Indexpolicen sind für die Altersvorsorge absolut nicht geeignet

Momentan kommt ein deutsches Versicherungsunternehmen nach dem anderen mit sogenannten Indexpolicen zur (privaten und betrieblichen) Altersvorsorge auf den Markt, allen voran die Allianz Lebensversicherung.

Da werden tolle Renditen versprochen aber leider steckt dahinter übelste Verbrauchertäuschung, wie erst Anfang März 2016 u.a. das Magazin Öko-Test (http://www.oekotest.de/cgi/index.cgi?artnr=107471&bernr=21) berichtete.

Der Hauptgrund für derartige Produkte liegt natürlich wie (fast) immer nicht in der Tatsache, dem Kunden eine bessere Rendite für seine Altersvorsorge zu bieten. Die Versicherungsunternehmen haben nämlich immer mehr Probleme bei einer Nullzinspolitik der EZB und ständig fallenden Überschussanteilen die sogenannten Garantiezinsen auch wirklich noch zu garantieren. Daher möchten sie immer mehr Risiken auf ihre Kunden abwälzen um sich selbst aus der Verantwortung zu ziehen.

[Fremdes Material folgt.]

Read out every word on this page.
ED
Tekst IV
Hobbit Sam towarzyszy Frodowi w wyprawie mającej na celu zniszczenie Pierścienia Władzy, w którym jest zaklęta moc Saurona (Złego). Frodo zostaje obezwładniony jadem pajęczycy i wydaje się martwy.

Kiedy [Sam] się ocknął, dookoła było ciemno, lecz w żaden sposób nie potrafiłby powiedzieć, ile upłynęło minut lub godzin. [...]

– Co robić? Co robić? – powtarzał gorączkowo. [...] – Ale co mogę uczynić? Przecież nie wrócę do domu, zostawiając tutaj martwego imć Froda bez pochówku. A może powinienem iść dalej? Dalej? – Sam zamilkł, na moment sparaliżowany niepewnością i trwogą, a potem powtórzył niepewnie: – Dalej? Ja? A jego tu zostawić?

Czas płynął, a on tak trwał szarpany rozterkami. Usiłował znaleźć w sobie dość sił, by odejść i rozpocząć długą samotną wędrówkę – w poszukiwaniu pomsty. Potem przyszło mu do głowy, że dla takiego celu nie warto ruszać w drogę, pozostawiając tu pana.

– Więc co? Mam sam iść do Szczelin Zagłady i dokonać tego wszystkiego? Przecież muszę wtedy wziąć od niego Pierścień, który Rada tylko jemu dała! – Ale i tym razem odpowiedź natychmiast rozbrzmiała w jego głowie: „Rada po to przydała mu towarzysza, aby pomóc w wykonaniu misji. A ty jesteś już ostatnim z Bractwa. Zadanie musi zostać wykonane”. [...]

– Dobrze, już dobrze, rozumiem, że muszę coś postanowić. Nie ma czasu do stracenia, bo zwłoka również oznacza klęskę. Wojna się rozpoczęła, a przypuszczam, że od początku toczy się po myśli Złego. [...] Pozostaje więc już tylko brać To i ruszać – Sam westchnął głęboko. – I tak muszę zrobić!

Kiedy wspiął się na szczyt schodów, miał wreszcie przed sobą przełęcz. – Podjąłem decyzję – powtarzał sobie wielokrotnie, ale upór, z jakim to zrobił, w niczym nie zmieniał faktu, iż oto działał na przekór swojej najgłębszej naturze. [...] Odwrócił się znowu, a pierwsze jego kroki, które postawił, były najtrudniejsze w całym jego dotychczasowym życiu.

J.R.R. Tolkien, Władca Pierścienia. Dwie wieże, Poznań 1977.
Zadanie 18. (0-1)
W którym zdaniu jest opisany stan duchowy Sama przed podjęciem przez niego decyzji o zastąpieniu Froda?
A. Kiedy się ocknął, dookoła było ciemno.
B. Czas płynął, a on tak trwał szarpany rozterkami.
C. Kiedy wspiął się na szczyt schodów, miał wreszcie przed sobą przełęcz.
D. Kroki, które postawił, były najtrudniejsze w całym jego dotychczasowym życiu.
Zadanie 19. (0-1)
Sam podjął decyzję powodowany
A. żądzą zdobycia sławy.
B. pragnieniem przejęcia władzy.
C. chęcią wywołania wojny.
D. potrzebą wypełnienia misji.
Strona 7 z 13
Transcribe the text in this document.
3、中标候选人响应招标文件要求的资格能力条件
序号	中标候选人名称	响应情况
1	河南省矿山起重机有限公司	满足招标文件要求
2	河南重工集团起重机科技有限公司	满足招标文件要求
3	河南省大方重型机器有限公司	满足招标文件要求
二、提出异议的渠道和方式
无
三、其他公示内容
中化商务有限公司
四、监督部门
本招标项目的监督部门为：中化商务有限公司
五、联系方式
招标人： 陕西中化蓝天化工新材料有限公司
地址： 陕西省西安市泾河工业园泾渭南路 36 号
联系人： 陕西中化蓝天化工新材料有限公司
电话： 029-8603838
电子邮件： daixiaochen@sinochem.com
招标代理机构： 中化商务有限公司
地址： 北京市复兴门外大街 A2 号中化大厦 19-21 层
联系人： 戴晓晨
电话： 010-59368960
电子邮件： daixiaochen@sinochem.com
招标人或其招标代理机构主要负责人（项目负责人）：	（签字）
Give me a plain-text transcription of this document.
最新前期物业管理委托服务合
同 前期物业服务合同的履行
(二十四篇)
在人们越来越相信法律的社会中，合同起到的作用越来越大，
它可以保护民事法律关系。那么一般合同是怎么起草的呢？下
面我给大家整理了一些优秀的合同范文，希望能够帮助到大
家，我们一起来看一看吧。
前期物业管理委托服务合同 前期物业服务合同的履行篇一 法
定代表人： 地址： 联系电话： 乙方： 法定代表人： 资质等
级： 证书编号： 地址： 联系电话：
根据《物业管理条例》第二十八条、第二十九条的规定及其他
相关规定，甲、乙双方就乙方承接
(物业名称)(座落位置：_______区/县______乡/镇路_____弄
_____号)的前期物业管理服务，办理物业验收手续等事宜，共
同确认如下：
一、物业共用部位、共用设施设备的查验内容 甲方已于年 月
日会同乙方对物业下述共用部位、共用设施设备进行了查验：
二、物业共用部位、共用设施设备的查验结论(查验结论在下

Hier die Gründe warum man keinesfalls auf Indexpolicen hereinfallen sollte:

1.) Der Löwenanteil dieser Verträge fließt auch weiterhin in Produkte wie Bundesanleihen etc., die nahezu keine Rendite mehr erwirtschaften. Nur mit dem Unterschied, das es bei Indexpolicen noch nicht einmal mehr eine positive Garantieverzinsung gibt, sondern lediglich eine Beitragsgarantie (also 0% Zinsen) auf die Beiträge abzüglich aller Kosten. Dieses Modell gab es schon vor einigen Jahren unter dem Namen “Garantiefondskonzept” und war ein renditeschwacher Ladenhüter.

2.) Lediglich die Überschüsse, die bald ohnehin nicht mehr in den Unternehmen vorhanden sind, werden in hochspekulative (und extrem kostenintensive) außerbörsliche Indexoptionsgeschäfte investiert. Zusätzlich werden für den Kunden mögliche Gewinne sogar noch gedeckelt (“gecapt”), damit die Versicherung hier auch noch von möglichen Gewinnen profitieren kann. Gehen diese Optionsgeschäfte aber schief, werden alle Verluste dem Kunden in Rechnung gestellt.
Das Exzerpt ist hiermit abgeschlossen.